Digital cameras that save raw (unrendered) scene data are also known in the art. By saving raw scene data, instead of processed rendered images, flexibility is retained to generate high-quality rendered images later, after interactive specification of rendering parameters such as tone curves, sharpening, and color adjustments. Conventionally, software to perform such interactive specification of rendering parameters, and rendering from the raw scene data according to the specified rendering parameters, is typically provided in a unique form by each camera manufacturer that offers a “raw data file” option.

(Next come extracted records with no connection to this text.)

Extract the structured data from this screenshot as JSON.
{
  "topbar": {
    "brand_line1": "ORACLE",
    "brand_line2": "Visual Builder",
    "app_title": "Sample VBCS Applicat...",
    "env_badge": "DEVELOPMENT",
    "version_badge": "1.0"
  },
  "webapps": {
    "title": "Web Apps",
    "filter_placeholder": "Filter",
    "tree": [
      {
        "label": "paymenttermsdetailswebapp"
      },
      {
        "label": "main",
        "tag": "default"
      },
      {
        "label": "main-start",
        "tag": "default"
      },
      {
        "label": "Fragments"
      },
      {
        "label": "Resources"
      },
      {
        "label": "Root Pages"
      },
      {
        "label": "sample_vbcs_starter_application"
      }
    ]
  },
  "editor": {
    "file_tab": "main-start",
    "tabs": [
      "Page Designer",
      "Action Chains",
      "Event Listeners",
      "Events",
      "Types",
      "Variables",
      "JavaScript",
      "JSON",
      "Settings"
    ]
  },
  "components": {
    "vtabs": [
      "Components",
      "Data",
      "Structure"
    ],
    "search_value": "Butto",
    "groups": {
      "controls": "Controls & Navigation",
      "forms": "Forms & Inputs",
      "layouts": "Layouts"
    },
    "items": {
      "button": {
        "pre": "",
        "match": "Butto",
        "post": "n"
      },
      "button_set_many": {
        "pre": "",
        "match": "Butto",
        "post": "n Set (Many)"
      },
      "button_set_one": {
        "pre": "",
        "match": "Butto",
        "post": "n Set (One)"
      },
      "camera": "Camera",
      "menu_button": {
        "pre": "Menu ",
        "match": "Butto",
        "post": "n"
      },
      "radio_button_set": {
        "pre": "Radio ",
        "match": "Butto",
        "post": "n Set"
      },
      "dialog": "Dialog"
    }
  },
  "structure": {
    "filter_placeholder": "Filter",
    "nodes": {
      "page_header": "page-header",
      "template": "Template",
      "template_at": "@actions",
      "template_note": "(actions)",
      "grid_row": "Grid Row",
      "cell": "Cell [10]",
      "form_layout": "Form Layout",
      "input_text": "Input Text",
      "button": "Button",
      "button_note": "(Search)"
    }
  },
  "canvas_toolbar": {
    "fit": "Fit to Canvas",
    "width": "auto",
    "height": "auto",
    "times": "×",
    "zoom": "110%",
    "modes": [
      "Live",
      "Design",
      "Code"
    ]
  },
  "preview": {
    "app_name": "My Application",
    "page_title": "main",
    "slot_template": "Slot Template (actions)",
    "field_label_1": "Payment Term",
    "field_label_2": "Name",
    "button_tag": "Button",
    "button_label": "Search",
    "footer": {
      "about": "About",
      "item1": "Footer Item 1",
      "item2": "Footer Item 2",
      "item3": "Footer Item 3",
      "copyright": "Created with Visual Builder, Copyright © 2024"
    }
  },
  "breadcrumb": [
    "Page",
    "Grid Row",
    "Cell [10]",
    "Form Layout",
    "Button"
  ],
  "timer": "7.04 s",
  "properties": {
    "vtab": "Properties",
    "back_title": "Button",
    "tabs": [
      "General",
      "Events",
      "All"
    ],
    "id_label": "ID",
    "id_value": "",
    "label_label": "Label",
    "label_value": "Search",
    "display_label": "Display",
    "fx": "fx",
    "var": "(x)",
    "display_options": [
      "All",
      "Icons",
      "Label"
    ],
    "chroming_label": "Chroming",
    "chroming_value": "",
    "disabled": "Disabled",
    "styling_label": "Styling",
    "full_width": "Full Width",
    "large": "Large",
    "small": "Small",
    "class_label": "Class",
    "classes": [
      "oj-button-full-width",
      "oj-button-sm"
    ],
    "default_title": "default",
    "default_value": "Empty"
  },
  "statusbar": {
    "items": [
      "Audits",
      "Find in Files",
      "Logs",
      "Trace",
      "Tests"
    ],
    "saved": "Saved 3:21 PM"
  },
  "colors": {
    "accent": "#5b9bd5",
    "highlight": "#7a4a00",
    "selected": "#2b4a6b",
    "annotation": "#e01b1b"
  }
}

For example, professional digital cameras such as the Foveon II camera manufactured and sold by Foveon, Inc. of Santa Clara, Calif., have the capability to create raw data files and to save the raw data files locally (e.g., on an attached computer). A corresponding processing program, such as FoveonLab for the Foveon II camera, allows the user to control the rendering interactively. The raw data files created by the camera of each manufacturer are typically in a format proprietary to that manufacturer. As a result, there is a dearth of third-party software available for generating rendered images from the raw data files. In addition, the programs of the various manufacturers typically operate differently enough from each other that a proficient user of one such program must endure a rather steep learning curve before becoming a proficient user of another such program. Furthermore, whereas some such programs may have features that are particularly useful or function well for a particular purpose, a user cannot easily utilize these features with other programs.
With respect to access to raw data, the computer processing the raw data requires access to the raw data. As a result, the user must either manage the raw file storage locally, or the data should be accessible from a storage server at a reasonable data rate to support the interaction. Such raw data files are not widely readable or interoperable. As a result, the raw data files are not generally compatible with software applications nor are they generally suitable for sharing via a network.
In addition, after the user renders the image to an output file, of the desired artistic style and quality level, the rendered image is typically sent again over the network to a print server, at a remote site, to obtain a high-quality print. The user may also manage the mapping, or re-rendering, of data representing his desired reproduction into a specialized colorspace for the target printer, and therefore may need to manage several different output files to target different printers. The proliferation of raw and rendered files for the user to create, store, view, manage, and send to others creates an undesired complexity.
What is desired is a user-friendly system to flexibly and efficiently manage quality image rendering from raw image data.